Biocentrism Robert Lanza, M.D. argues in an article that
time is more of a social-constructed idea than a reality. He states that he
believes that education and experience has shape time. He describes clocks and
watches as "comparisons of events", but says that time is conceptually
not this.
I agree with Lanza's argument. I think that our sleep and
school and work schedules shape how we fill time, but time is not something
that is measurable. For example, I think that, whoever came up with the idea
that we sleep at night and work during the daylight did this because they were
tired, not because it was their definite "bedtime".
Working on "week days" (which is a social
construct in itself) and having off on weekends is another society construct.
Our bodies and minds are used to the routine of getting up at a certain time
and going to sleep at a certain time, but this does night necessarily mean that
this can't change.

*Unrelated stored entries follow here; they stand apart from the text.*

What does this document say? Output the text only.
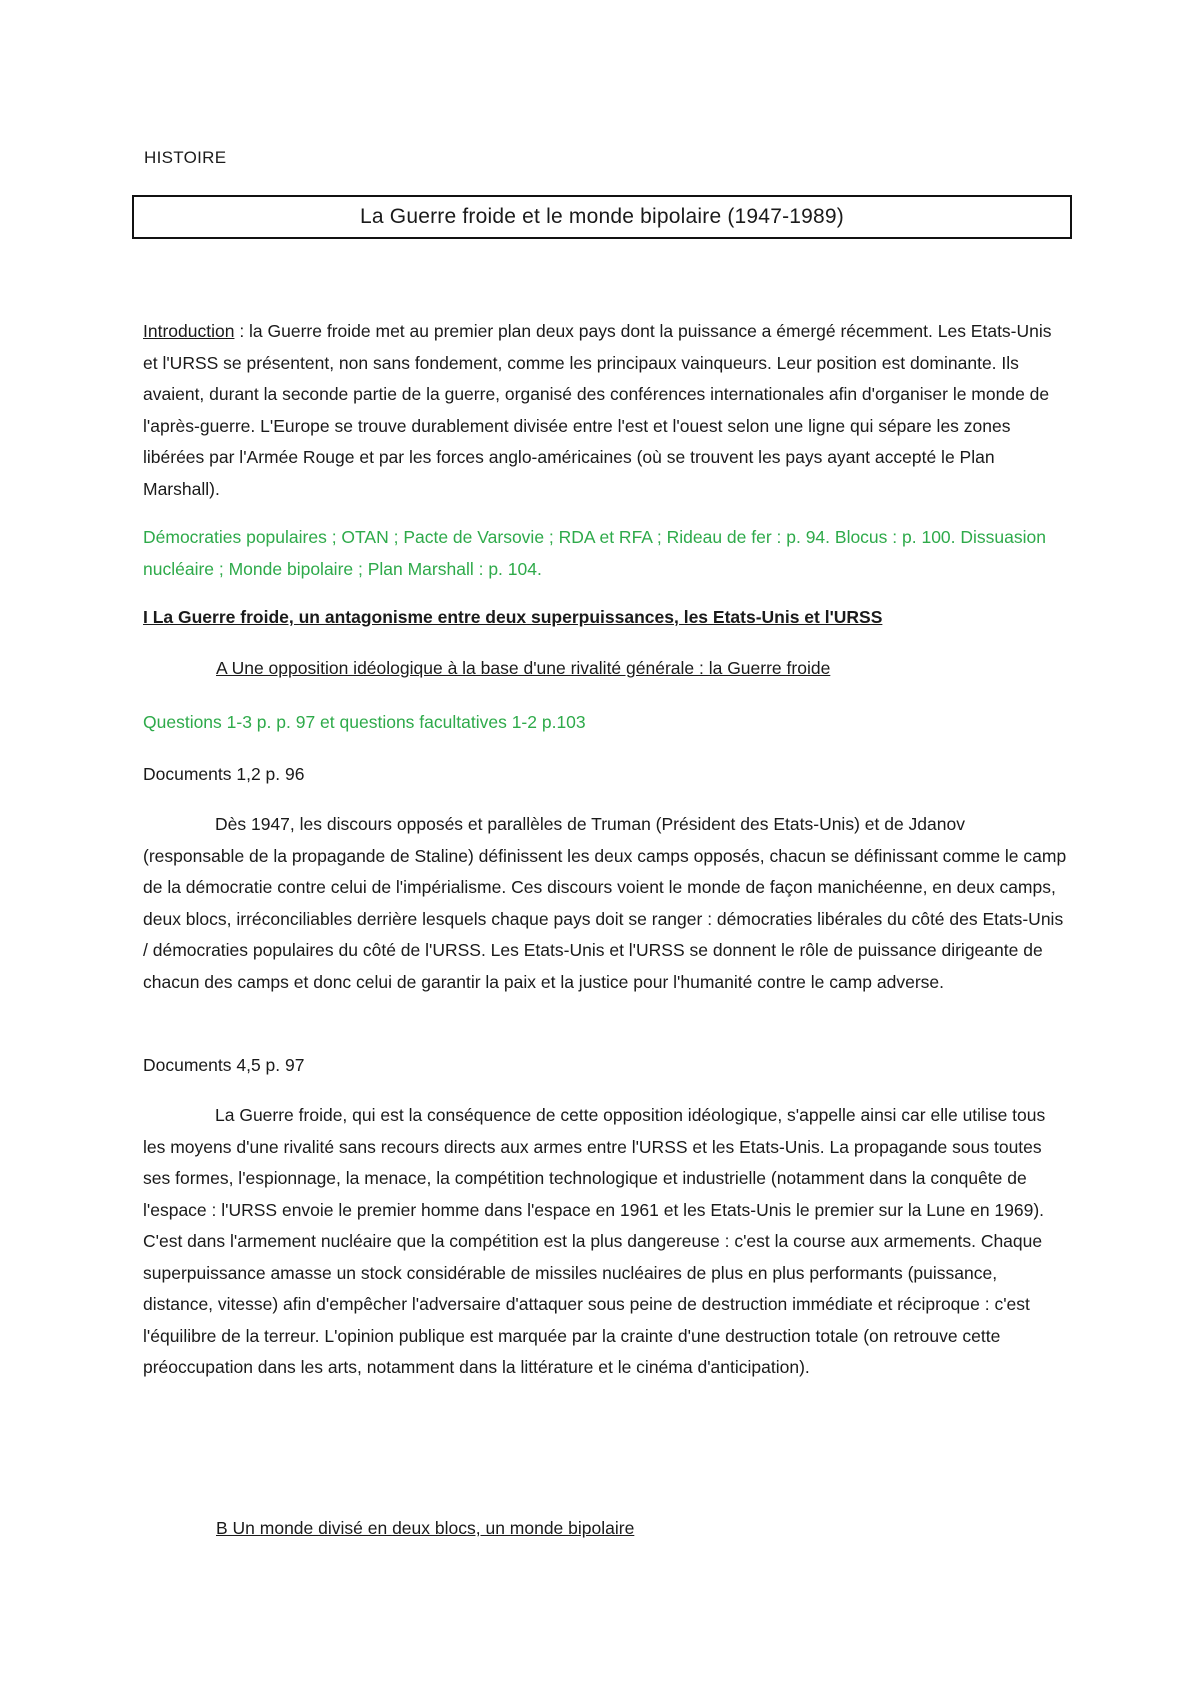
HISTOIRE
La Guerre froide et le monde bipolaire (1947-1989)

Introduction : la Guerre froide met au premier plan deux pays dont la puissance a émergé récemment. Les Etats-Unis et l'URSS se présentent, non sans fondement, comme les principaux vainqueurs. Leur position est dominante. Ils avaient, durant la seconde partie de la guerre, organisé des conférences internationales afin d'organiser le monde de l'après-guerre. L'Europe se trouve durablement divisée entre l'est et l'ouest selon une ligne qui sépare les zones libérées par l'Armée Rouge et par les forces anglo-américaines (où se trouvent les pays ayant accepté le Plan Marshall).

Démocraties populaires ; OTAN ; Pacte de Varsovie ; RDA et RFA ; Rideau de fer : p. 94. Blocus : p. 100. Dissuasion nucléaire ; Monde bipolaire ; Plan Marshall : p. 104.

I La Guerre froide, un antagonisme entre deux superpuissances, les Etats-Unis et l'URSS
A Une opposition idéologique à la base d'une rivalité générale : la Guerre froide
Questions 1-3 p. p. 97 et questions facultatives 1-2 p.103
Documents 1,2 p. 96

Dès 1947, les discours opposés et parallèles de Truman (Président des Etats-Unis) et de Jdanov (responsable de la propagande de Staline) définissent les deux camps opposés, chacun se définissant comme le camp de la démocratie contre celui de l'impérialisme. Ces discours voient le monde de façon manichéenne, en deux camps, deux blocs, irréconciliables derrière lesquels chaque pays doit se ranger : démocraties libérales du côté des Etats-Unis / démocraties populaires du côté de l'URSS. Les Etats-Unis et l'URSS se donnent le rôle de puissance dirigeante de chacun des camps et donc celui de garantir la paix et la justice pour l'humanité contre le camp adverse.

Documents 4,5 p. 97

La Guerre froide, qui est la conséquence de cette opposition idéologique, s'appelle ainsi car elle utilise tous les moyens d'une rivalité sans recours directs aux armes entre l'URSS et les Etats-Unis. La propagande sous toutes ses formes, l'espionnage, la menace, la compétition technologique et industrielle (notamment dans la conquête de l'espace : l'URSS envoie le premier homme dans l'espace en 1961 et les Etats-Unis le premier sur la Lune en 1969). C'est dans l'armement nucléaire que la compétition est la plus dangereuse : c'est la course aux armements. Chaque superpuissance amasse un stock considérable de missiles nucléaires de plus en plus performants (puissance, distance, vitesse) afin d'empêcher l'adversaire d'attaquer sous peine de destruction immédiate et réciproque : c'est l'équilibre de la terreur. L'opinion publique est marquée par la crainte d'une destruction totale (on retrouve cette préoccupation dans les arts, notamment dans la littérature et le cinéma d'anticipation).

B Un monde divisé en deux blocs, un monde bipolaire
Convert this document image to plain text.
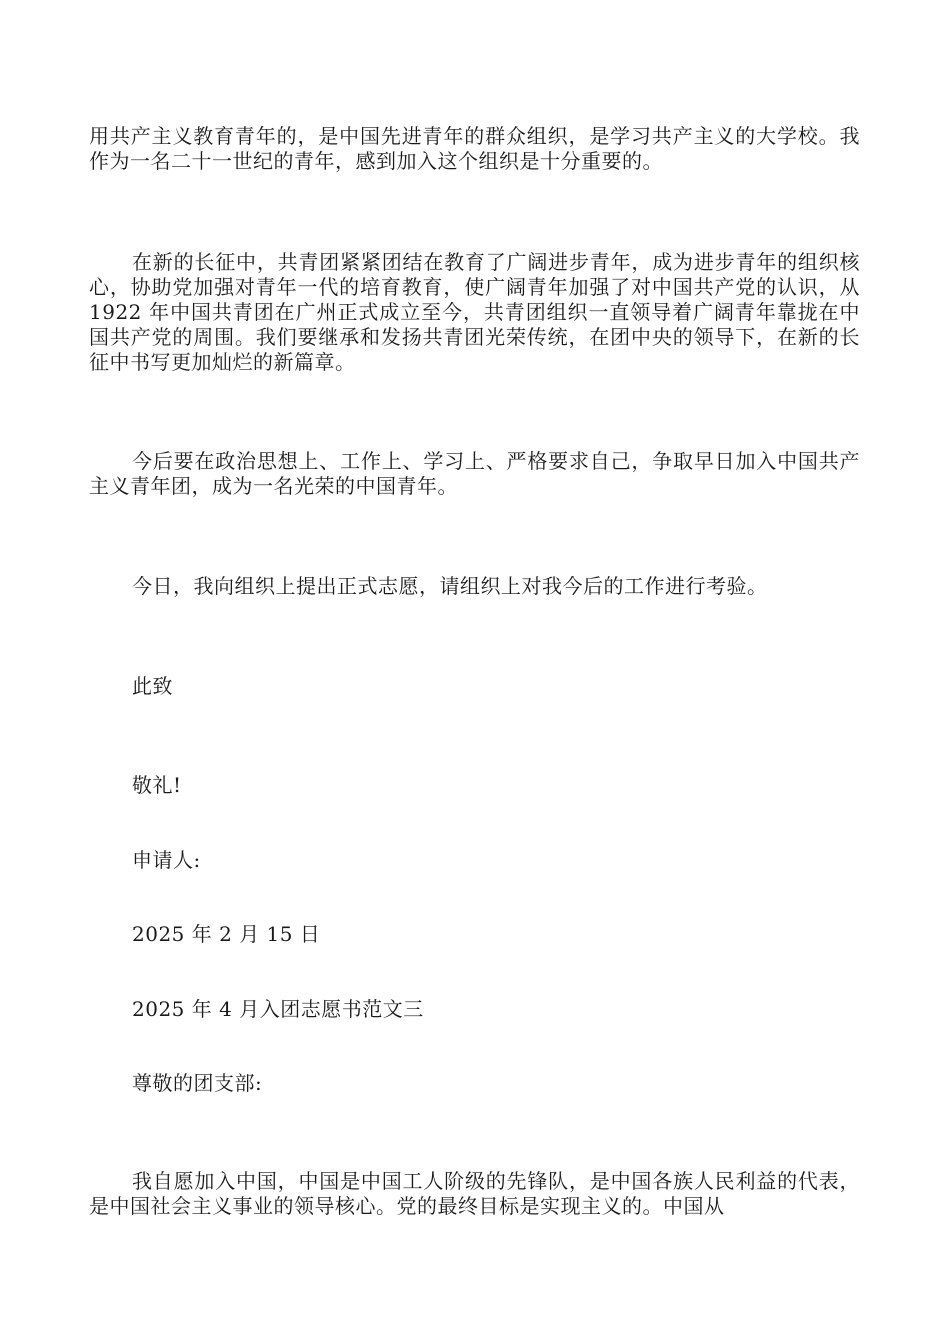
用共产主义教育青年的，是中国先进青年的群众组织，是学习共产主义的大学校。我作为一名二十一世纪的青年，感到加入这个组织是十分重要的。

在新的长征中，共青团紧紧团结在教育了广阔进步青年，成为进步青年的组织核心，协助党加强对青年一代的培育教育，使广阔青年加强了对中国共产党的认识，从 1922 年中国共青团在广州正式成立至今，共青团组织一直领导着广阔青年靠拢在中国共产党的周围。我们要继承和发扬共青团光荣传统，在团中央的领导下，在新的长征中书写更加灿烂的新篇章。

今后要在政治思想上、工作上、学习上、严格要求自己，争取早日加入中国共产主义青年团，成为一名光荣的中国青年。

今日，我向组织上提出正式志愿，请组织上对我今后的工作进行考验。

此致

敬礼!

申请人:

2025 年 2 月 15 日

2025 年 4 月入团志愿书范文三

尊敬的团支部:

我自愿加入中国，中国是中国工人阶级的先锋队，是中国各族人民利益的代表，是中国社会主义事业的领导核心。党的最终目标是实现主义的。中国从
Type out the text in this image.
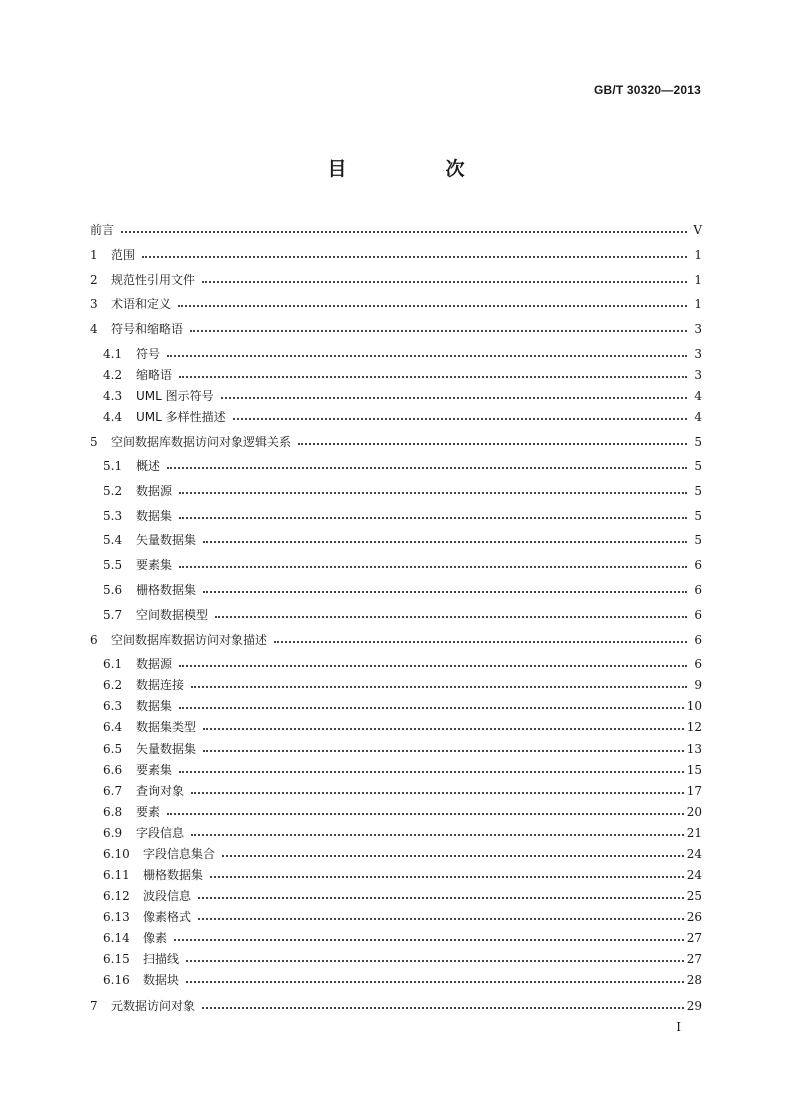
GB/T 30320—2013
目　次
前言	V
1	范围	1
2	规范性引用文件	1
3	术语和定义	1
4	符号和缩略语	3
4.1	符号	3
4.2	缩略语	3
4.3	UML 图示符号	4
4.4	UML 多样性描述	4
5	空间数据库数据访问对象逻辑关系	5
5.1	概述	5
5.2	数据源	5
5.3	数据集	5
5.4	矢量数据集	5
5.5	要素集	6
5.6	栅格数据集	6
5.7	空间数据模型	6
6	空间数据库数据访问对象描述	6
6.1	数据源	6
6.2	数据连接	9
6.3	数据集	10
6.4	数据集类型	12
6.5	矢量数据集	13
6.6	要素集	15
6.7	查询对象	17
6.8	要素	20
6.9	字段信息	21
6.10	字段信息集合	24
6.11	栅格数据集	24
6.12	波段信息	25
6.13	像素格式	26
6.14	像素	27
6.15	扫描线	27
6.16	数据块	28
7	元数据访问对象	29
I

People who often feel in a "time crunch" are
actually just having problems following this social construct. In reality,
everyone has the same amount of "time" during the day, just some are
better at managing this unit of measurement than others.
Thinking time is a social construct may be pessimistic
sounding thinking. A lot of people feel this way because questioning things
that are yet to have been discovered is out of people's comfort zone. But,
like Socrates preached with his method, you can’t discover things if no one
ever questions anything. A society that does not tweak and refined their ways
is an unproductive, undeveloped one.